2017年8月20日

【人は何のために生きるのか】

                                執事 安里耕二

息子は言った。『お父さん、わたしは天に対しても、またお父さんに対しても罪を犯しました。もう息子と呼ばれる資格はありません。』しかし、父親は僕たちに言った。『急いでいちばん良い服を持って来て、この子に着せ、手に指輪をはめてやり、足に履物を履かせなさい。(ルカ15:2122

 私は若い時、心の中にぽっかりと大きな穴があいているような虚しさを覚えていました。物を持たない時期はがむしゃらに生活するだけで精一杯でした。仕事も失敗を重ねながらも、ひたすら走り続ける自分がありました。少し物が買えるようになっても、あるいは多少仕事が出来るようになっても、このままではいずれ行き詰ってしまう、という感覚が付きまとっていました。心の中に心棒となるもの、"生きがい"を求めていたのです。そして、教会につながるようになって、色々な方とお話しするなかで、多くの方々が同じような思いを抱いていた事を知りました。

動物は"生きがい"を求めて悩んだりしません。人間だけが、真剣に生きようとする時「自分は何のために生きるのか」という問いに出会うのです。

人間は神によって神のかたちに似せて造られた特別な存在だと、聖書は語ります。
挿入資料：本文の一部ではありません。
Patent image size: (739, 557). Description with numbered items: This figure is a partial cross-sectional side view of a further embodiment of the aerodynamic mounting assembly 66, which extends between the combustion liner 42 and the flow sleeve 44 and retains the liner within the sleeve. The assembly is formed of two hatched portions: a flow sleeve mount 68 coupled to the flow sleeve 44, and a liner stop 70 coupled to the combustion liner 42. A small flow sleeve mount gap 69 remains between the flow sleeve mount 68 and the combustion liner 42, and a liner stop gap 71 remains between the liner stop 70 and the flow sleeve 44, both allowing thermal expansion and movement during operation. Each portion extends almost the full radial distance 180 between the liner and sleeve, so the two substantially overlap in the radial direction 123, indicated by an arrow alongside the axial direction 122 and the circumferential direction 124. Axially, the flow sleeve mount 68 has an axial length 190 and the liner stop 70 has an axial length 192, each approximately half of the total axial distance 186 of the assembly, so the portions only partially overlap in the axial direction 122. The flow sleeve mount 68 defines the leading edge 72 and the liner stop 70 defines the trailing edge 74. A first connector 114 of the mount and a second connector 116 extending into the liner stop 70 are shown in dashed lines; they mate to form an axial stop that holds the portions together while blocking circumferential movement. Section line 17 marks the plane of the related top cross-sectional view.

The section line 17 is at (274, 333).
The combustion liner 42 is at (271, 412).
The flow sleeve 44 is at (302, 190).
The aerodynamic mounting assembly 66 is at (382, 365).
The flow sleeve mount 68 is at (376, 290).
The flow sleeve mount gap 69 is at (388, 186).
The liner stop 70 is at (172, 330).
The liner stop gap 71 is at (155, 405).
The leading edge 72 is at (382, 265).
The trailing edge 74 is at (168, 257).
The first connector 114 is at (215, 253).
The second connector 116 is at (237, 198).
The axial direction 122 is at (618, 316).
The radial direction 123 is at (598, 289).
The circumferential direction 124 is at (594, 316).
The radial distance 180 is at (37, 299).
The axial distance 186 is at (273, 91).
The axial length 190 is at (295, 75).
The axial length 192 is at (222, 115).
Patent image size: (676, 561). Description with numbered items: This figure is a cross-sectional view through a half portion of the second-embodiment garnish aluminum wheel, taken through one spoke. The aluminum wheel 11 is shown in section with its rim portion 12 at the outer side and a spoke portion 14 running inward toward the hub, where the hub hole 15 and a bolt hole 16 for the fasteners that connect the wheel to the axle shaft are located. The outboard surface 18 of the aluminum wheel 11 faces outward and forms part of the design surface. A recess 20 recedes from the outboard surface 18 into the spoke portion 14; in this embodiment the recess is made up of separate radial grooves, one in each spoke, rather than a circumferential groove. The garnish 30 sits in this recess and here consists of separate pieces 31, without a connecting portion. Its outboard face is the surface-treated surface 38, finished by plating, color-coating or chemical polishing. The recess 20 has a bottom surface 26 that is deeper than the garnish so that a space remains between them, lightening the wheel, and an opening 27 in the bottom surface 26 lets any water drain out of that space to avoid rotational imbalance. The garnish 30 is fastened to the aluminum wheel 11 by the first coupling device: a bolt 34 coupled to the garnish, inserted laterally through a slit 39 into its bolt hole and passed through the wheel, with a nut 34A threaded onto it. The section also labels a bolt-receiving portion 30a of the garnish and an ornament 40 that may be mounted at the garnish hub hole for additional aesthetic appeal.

人は欲しい物、便利な物を手に入れるだけでは、真に満足出来ないのはそのためであり、さらにその心は神の所に帰るまで完全に満たされることはない、というのです。

今日の聖書箇所は、よく読まれている、放蕩息子の一節です。財産を無駄使いして全てをうしなった後に、罪を告白して父の所に帰って行く場面です。改めて「主のもとに立ち返る事」を学ぶ機会を与えてくださった教会員と、何よりも神様の計り知れない導きにより、講壇に立つという恵みに、感謝申し上げます。